The large central park currently sports 25 full-size soccer fields and four baseball diamonds. The expansion will allow the park district to meet demand, officials say, even though this current plan is significantly scaled back from the original 2007 proposal.

The Village Board gave their approval to the expansion in September. On Thursday, Fox Valley Park District officials presented their final plans, the ones they hope to build sometime this year. The expansion covers 135 acres, and the agreement includes a land swap—the village will give up a parcel near Route 30 in exchange for park district land behind the police station.

The new Stuart is designed to meld with the police station campus, and includes an extension of Civic Center Drive connecting the two. The village will continue to own property north of Civic Center Drive, where they hope to build a new public works facility, according to Senior Planner Michael Brown. The village will allow the park district to use that land until it’s needed, Brown said.

The park district has also included a future extension of Aucutt Drive into their plans, something that has been on the boards at the village for years. The final details will be worked out in a separate agreement when the time comes to build out the road, Brown said. Schmidt Drive will also be extended to the north, and formed into a cul-de-sac, Brown said.

The park district has about $8.5 million to pay for the complex’s expansion, and that money comes from a 2008 sale of $44.9 million in bonds to fund improvements across the district.

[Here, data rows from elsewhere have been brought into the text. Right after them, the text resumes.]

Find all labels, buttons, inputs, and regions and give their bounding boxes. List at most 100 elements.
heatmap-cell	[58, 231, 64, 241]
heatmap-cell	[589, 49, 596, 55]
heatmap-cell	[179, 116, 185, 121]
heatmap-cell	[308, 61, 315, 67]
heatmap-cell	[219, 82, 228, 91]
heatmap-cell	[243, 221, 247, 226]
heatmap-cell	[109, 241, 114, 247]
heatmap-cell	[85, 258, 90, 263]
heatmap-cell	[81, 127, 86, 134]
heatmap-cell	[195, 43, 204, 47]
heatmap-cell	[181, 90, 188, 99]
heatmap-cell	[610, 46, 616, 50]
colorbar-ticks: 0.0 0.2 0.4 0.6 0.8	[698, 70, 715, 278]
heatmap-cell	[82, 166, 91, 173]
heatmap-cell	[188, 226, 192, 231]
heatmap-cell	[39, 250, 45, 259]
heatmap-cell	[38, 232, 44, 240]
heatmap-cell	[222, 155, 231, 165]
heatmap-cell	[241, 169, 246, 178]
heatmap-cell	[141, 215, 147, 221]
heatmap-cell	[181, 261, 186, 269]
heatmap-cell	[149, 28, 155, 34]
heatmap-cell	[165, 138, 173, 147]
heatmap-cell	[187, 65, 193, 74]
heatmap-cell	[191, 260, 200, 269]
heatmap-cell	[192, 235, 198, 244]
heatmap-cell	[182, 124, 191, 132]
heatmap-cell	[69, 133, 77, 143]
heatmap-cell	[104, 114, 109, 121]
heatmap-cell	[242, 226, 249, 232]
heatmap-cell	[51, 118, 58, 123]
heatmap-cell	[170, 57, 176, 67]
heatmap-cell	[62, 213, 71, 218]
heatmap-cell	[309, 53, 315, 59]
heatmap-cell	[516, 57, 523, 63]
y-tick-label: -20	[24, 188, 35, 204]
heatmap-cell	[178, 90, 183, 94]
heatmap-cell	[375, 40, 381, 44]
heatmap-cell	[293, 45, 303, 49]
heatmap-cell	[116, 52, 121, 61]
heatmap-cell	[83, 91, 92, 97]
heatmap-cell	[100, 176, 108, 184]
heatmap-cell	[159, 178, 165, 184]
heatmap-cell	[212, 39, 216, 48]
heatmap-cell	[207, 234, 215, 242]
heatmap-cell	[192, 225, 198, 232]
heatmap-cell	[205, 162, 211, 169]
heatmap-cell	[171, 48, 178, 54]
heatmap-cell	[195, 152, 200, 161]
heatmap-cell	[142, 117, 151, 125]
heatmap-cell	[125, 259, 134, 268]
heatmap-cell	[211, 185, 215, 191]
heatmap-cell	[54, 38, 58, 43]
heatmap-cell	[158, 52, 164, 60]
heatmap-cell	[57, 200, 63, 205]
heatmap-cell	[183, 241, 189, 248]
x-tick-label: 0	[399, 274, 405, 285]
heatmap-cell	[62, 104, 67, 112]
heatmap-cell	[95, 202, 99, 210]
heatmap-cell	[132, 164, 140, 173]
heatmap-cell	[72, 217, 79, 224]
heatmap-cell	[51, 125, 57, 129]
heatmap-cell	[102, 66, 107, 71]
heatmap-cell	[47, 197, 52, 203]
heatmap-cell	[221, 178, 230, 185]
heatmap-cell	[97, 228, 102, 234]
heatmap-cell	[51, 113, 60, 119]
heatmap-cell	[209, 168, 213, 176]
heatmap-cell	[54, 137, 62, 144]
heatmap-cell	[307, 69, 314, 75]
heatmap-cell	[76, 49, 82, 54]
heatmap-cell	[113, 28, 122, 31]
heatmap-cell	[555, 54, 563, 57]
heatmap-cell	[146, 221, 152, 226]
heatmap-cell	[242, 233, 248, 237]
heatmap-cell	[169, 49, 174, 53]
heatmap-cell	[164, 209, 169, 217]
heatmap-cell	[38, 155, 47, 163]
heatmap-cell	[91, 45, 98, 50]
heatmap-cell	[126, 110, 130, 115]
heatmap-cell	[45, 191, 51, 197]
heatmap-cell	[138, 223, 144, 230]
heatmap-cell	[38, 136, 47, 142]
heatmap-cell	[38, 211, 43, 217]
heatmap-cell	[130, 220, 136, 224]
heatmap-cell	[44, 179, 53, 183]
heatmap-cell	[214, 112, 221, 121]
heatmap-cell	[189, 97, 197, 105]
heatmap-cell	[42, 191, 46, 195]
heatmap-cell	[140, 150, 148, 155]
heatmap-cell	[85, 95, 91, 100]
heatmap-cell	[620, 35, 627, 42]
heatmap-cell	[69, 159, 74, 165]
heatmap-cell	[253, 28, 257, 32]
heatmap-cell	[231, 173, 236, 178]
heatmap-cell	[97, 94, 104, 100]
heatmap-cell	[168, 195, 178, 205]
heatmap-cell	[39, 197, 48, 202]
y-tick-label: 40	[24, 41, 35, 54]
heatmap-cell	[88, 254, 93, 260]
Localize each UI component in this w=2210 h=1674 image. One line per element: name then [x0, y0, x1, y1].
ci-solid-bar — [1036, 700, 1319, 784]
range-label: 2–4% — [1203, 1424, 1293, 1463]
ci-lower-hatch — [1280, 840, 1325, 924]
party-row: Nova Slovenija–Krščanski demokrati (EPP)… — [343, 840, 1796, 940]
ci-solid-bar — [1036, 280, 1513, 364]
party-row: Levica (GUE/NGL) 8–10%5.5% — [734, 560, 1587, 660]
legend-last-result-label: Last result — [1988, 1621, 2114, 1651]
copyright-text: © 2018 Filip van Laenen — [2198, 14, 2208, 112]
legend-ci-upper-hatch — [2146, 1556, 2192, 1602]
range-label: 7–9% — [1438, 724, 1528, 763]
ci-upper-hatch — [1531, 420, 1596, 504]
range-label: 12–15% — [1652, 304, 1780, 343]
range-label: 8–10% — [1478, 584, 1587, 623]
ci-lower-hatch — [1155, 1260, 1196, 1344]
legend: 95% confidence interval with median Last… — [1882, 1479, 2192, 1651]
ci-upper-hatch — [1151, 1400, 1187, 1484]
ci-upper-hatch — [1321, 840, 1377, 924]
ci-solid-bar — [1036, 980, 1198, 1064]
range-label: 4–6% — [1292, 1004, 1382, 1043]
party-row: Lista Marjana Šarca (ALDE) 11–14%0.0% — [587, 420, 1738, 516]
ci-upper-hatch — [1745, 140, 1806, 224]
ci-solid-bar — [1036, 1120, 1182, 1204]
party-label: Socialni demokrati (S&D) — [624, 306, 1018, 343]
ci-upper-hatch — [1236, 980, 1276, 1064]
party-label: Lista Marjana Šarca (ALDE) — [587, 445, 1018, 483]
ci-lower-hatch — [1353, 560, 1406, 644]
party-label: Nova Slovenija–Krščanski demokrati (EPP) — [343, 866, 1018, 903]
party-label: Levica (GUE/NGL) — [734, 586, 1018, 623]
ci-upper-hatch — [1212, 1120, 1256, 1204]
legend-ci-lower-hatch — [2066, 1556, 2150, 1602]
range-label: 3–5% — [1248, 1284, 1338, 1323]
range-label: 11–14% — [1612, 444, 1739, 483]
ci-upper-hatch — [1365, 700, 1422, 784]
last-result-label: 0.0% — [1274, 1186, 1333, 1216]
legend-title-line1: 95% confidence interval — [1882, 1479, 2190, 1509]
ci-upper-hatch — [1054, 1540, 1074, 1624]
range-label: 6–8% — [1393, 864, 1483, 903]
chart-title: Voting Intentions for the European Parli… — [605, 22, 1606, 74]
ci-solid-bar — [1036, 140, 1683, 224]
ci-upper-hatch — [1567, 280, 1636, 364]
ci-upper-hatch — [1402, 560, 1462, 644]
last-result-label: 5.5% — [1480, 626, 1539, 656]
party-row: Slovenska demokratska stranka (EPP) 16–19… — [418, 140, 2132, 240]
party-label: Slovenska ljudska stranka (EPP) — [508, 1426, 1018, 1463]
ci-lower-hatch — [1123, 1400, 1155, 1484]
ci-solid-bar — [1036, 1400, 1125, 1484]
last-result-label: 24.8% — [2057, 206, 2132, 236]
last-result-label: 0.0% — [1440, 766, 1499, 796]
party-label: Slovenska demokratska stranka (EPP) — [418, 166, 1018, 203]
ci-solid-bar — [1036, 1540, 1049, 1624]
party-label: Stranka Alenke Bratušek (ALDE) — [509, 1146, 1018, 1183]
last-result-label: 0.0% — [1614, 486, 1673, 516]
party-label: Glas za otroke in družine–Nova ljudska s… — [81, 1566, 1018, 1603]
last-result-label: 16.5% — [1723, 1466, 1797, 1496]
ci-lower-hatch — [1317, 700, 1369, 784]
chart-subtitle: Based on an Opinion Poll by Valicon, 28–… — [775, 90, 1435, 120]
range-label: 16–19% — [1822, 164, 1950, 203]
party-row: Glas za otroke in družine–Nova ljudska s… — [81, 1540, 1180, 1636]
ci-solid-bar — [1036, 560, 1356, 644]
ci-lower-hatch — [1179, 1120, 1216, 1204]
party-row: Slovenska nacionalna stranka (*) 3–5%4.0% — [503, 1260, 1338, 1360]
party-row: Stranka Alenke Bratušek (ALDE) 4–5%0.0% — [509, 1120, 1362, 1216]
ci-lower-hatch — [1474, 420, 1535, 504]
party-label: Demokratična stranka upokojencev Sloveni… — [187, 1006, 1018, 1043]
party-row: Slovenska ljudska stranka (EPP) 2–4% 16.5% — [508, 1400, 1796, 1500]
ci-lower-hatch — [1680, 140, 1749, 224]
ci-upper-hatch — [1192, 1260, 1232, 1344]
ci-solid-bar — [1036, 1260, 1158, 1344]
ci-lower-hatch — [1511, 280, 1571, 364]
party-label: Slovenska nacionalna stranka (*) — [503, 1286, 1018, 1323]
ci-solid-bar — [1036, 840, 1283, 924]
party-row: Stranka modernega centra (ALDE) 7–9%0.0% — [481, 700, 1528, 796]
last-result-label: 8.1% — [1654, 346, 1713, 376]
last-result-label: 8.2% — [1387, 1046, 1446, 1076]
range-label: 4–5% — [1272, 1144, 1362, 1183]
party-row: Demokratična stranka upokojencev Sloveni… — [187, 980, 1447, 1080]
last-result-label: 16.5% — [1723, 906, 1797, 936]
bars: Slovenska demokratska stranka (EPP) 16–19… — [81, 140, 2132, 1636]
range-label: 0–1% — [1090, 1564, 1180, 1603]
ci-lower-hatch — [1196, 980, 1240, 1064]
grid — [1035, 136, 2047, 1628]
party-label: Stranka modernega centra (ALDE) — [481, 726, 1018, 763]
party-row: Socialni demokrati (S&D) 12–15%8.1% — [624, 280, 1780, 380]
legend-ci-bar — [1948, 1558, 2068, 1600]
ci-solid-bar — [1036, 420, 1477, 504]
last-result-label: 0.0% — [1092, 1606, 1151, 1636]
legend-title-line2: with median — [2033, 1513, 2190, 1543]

Thursday’s meeting included a public hearing on the project, and one resident, Rhonda Hill of the Lakewood Creek subdivision, asked a few questions. Hill’s house backs up to Route 30, and her back yard will face the soccer fields at the south end of the new Stuart Sports Complex.

Hill asked about whether the lights over the fields would be shut off at a certain time, and Jeff Palmquist, the park district’s director of planning development and grants, assured her they would be out by 11:15 each night. Hill asked about sound as well, and Palmquist said there would be landscaping and buffering to keep the noise down.

Commissioner Steve Jungermann asked if the park district might, in the future, look to revisit the original, more expansive plan, which would have seen 16 new soccer fields and eight new ballfields. Palmquist said their studies have shown that the area can support “two or three more fields at the most.”

The Village Board will get a look at the final plans at Tuesday’s Committee of the Whole meeting, and will likely vote on it at their Jan. 23 meeting.  

Thursday's Plan Commission meeting was also the first for new member Theresa Sperling, who replaces longtime member Clarence Bark, and the last for Jason Bragg, who has served for nine years. Bragg's fellow commissioners paid tribute to him at meeting's end, and Chairman Mildred McNeal-James summed up their thoughts: "You will be missed," she said.

Village President Marilyn Michelini is taking applications for the open Plan Commission seat until Friday. Those interested in applying should send a resume and cover letter by Jan. 20 to Michelini at 200 N. River St., Montgomery, IL  60538, or email it to michelini@ci.montgomery.il.us.

Stan Bond January 25, 2012 at 05:07 AM
Rhonda Hill, thank you for attending the meeting and adding your comments to the deliberation. I am sensitive also to the impact of this development on the immediate surrounding neighborhoods. I have worked to also have at least some land set-aside for non-league play where families can fly kites, launch model rockets -- just let the kids romp and play on well cushioned turf. This free-play area will likely be near the police station.